I ♥ Female Directors

Dear Reader,

Every year there are studies and lists and think pieces about the lack of female directors working in television and film. And hey, we love studies and lists and think pieces as much as the next gal, but the numbers are soooo depressing and the problem is soooo entrenched and unchanging that reading about it starts to feel a lot like eating your vegetables if vegetables tasted like futility which they do.

We started iheartfemaledirectors.com because we think the biggest thing missing from the conversation about female directors is some good old-fashioned gushy fandom.

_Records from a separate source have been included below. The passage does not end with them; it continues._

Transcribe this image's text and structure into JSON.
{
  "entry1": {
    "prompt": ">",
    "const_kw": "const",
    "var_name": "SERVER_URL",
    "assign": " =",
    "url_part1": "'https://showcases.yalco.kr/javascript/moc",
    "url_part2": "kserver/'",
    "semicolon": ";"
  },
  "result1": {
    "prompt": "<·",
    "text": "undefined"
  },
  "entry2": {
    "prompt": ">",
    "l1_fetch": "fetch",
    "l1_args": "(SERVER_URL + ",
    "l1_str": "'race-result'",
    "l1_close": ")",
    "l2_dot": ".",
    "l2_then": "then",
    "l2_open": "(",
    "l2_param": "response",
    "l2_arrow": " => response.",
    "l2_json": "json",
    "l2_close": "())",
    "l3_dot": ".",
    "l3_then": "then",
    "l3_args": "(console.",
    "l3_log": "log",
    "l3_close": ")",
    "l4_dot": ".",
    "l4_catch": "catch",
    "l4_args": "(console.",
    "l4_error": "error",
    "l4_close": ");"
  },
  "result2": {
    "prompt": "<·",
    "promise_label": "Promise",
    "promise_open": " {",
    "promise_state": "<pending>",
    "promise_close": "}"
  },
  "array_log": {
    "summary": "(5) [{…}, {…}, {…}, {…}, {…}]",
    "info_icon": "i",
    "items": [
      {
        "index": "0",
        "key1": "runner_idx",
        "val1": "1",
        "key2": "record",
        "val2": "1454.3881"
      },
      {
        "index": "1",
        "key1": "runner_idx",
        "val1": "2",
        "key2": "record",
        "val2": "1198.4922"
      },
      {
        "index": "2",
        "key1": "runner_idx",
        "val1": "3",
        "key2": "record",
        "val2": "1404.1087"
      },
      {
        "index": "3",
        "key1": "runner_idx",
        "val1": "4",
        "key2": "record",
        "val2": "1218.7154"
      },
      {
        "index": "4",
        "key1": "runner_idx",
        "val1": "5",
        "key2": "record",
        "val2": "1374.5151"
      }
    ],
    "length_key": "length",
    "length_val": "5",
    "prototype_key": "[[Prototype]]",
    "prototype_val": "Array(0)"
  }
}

We will not have achieved true equality until every film school student who ever jizzed himself talking about the exploration of violence and masculinity in Fight Club has also needed a change of pants after discussing the exploration of violence and masculinity in Beau Travail.

Yes, there are historically fewer female directors than male, but there have still been hundreds (thousands?) of great ones. And new female directors are being born and dismissed every minute! So while the major studios’ scientists toil away in their under-the-lot labs, manufacturing the single perfect, hireable female director*, we’ll be swooning over the ones who have already put amazing, love letter-worthy things into the world.  

So here’s our plan: every week we’ll put up a new love letter to a female director we’re obsessed with. And look, maybe that won't solve all of sexism in Hollywood. But it might get you to watch an Agnes Varda movie, and isn't that a close second?

Love,
Annabel, Laura & Charley

 

*Criteria:
• Experienced (but also fresh!)
• Works Constantly (but is always available)
• Commanding (but not emasculating)
• Will represent the wokeness and feminism of the studio (but won’t complain about institutionalized sexism)
• Has a unique voice (but wants to direct mediocre tentpoles)
• A visionary (but takes all notes)

Dear Kelly Reichardt,

Can we talk about how you're the best director working in American independent film right now? Because if for some reason that was still up for debate, once Certain Women came out last year, that should've been the final word on the matter. One of that film's stars -- and your frequent collaborator -- Michelle Williams called your work "38 things buried under the semblance of nothing", and who am I to argue with Michelle Williams? Whether it's coming from the eco-terrorists in Night Moves or the band of settlers in your feminist western Meek's Cutoff, nobody does silence better than you. Your movies are all gestures and subtlety. They're small movies about universal subjects -- friendship, class, love, poverty, isolation, loneliness, and a subject I find the most universal of all: being a female ranch hand pining for Kristen Stewart. And between the corgi in Certain Women and your own beloved Lucy in both Old Joy and Wendy and Lucy, you are one of the all time greatest directors of dogs. Also, is there a way to comment on your appearance without coming off as sexist? Because if there is, I’d like to mention that your sweater game is basically unparalleled. So like I said: the best.